II. MESUD
(681-697 H. / 699-710 H.)

  1. cülusu (1284-1296) 

            Sultan Mesud’un Konya’da tahta çıkışı bir bayram sevinci yaratmıştır.  Yeni Sultan halk tarafından yeni bir umut ışığı olarak algılanmakla beraber esasında değişen pek bir şey olmamış, ülkeyi, İlhanlılar ve onların atadığı müslüman devlet adamları idare edip, Sultan sadece bir sembol olarak kalmaya devam etmiştir.  Mesud döneminde Sahib Ata vezirlik ve Pervane’nin yeğeni İzzeddin Muhammed, beylerbeyi makamında kalmışlardır.  Moğol komutanları olarak ta Samagar, Tuğrul Ve Bulargu görev başındaydı.  Keyhüsrev’in Annesinin, onun iki oğlu için hak araması ve Saltanatta Mesuda ortak etmek istemesi nedeniyle Konya’da epey karışıklıklar çıkmıştı.  Mesud bu sırada Argun Han’a gitmek üzere Sivas’ta bulunuyordu.  Ertesi yıl o da Konya’ya geldi.  Talep üzerine Keyhüsrev’in annesi ve iki oğlunu Argun Han’a yolladı.  Orada yapılan yargıda, çocukların esasında Keyhüsrev’e ait olmadıkları anlaşılıp ortadan kaldırıldılar.

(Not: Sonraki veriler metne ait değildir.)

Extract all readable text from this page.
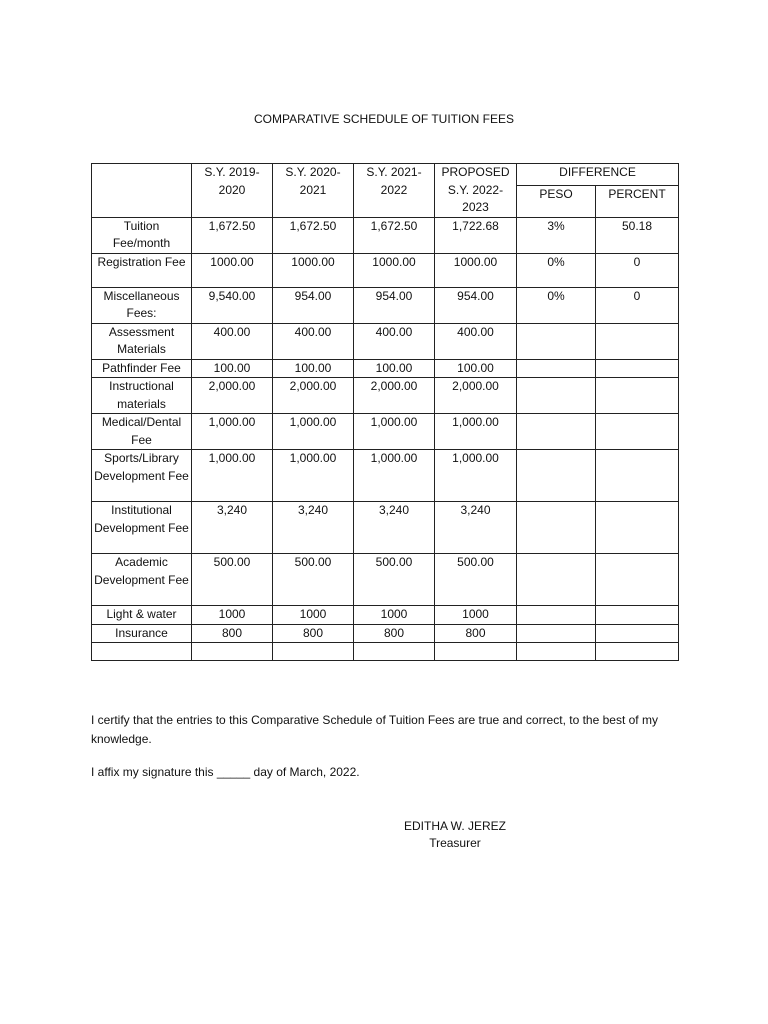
COMPARATIVE SCHEDULE OF TUITION FEES
	S.Y. 2019-2020	S.Y. 2020-2021	S.Y. 2021-2022	PROPOSED S.Y. 2022-2023	DIFFERENCE	
					PESO	PERCENT
Tuition Fee/month	1,672.50	1,672.50	1,672.50	1,722.68	3%	50.18
Registration Fee	1000.00	1000.00	1000.00	1000.00	0%	0
Miscellaneous Fees:	9,540.00	954.00	954.00	954.00	0%	0
Assessment Materials	400.00	400.00	400.00	400.00		
Pathfinder Fee	100.00	100.00	100.00	100.00		
Instructional materials	2,000.00	2,000.00	2,000.00	2,000.00		
Medical/Dental Fee	1,000.00	1,000.00	1,000.00	1,000.00		
Sports/Library Development Fee	1,000.00	1,000.00	1,000.00	1,000.00		
Institutional Development Fee	3,240	3,240	3,240	3,240		
Academic Development Fee	500.00	500.00	500.00	500.00		
Light & water	1000	1000	1000	1000		
Insurance	800	800	800	800		

I certify that the entries to this Comparative Schedule of Tuition Fees are true and correct, to the best of my knowledge.
I affix my signature this _____ day of March, 2022.
EDITHA W. JEREZ
Treasurer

            Argun, 1285 yılında, Türkmenleri tenkil etmek maksadıyla, 20.000 kişilik bir ordunun başında, kardeşi Geyhatu’yu, Anadolu’ya gönderdi.  Geyhatu 1285 kışını Erzincan’da geçirdi.  Ertesi yıl Konya’ya geldi ve Ahiler tarafından sevinçle karşılandı.  Bu sırada Germiyanlılar kuvvetlenmiş ve Beyşehir bölgesini yağma ediyorlardı.  Karamanoğulları da Tarsus’u işgal etmiş ve Ermeniler durumu Argun’a şikayet etmişlerdi.  Selçuklu ve Geyhatu kuvvetleri, hem Germiyanoğulları hem de Karamanoğulları üzerine yaptıkları seferlerle bunları dize getirdiler.  Her iki Beyliğin, tekrar Selçuklulara itaati sağlandı. 

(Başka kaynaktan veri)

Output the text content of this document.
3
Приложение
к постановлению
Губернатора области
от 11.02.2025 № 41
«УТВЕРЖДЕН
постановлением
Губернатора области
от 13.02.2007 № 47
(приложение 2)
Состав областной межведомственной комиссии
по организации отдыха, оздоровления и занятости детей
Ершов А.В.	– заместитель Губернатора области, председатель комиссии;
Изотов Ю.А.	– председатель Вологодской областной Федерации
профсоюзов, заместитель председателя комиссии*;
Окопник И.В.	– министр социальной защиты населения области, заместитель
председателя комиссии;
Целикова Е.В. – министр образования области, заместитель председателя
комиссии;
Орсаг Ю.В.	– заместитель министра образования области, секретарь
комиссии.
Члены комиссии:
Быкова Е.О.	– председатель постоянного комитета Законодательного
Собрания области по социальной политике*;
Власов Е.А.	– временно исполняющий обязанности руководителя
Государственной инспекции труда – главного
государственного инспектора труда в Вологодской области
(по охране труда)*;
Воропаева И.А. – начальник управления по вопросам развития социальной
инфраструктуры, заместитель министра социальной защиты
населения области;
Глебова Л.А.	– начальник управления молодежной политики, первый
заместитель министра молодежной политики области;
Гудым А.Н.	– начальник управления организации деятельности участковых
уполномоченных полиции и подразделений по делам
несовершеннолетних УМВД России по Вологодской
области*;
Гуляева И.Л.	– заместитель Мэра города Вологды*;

            Fakat bu dahili isyanlar, bunların üzerine yapılan seferler ve savaşlar huzuru daha da bozdu.  Diğer taraftan, ağır Moğol vergileri altında halk sefil oldu.  1288 de yaşlı vezir Sahib Ata’nın vefatı üzerine halk daha da sahipsiz kaldı.  Yerine atanan yeni vezir Fahreddin Kazvini, yanında kalabalık bir gurup vergi memuru ile Anadoluya gelip halkı soydu.  Moğollar idareye artık tamamen el koymuşlardı.  Bu kez Anadolu, Fahrreddin Kazvini ve Mucirüddin Emir-Şah arasında ikiye bölündü.  Bir süre sonra Fahreddin Kazvini, kötü idaresinden dolayı Argun tarafından azledildi ve Tebriz’de başı kesildi.  Ayaklanma ve karışıklıkların ardı arkası gelmiyordu.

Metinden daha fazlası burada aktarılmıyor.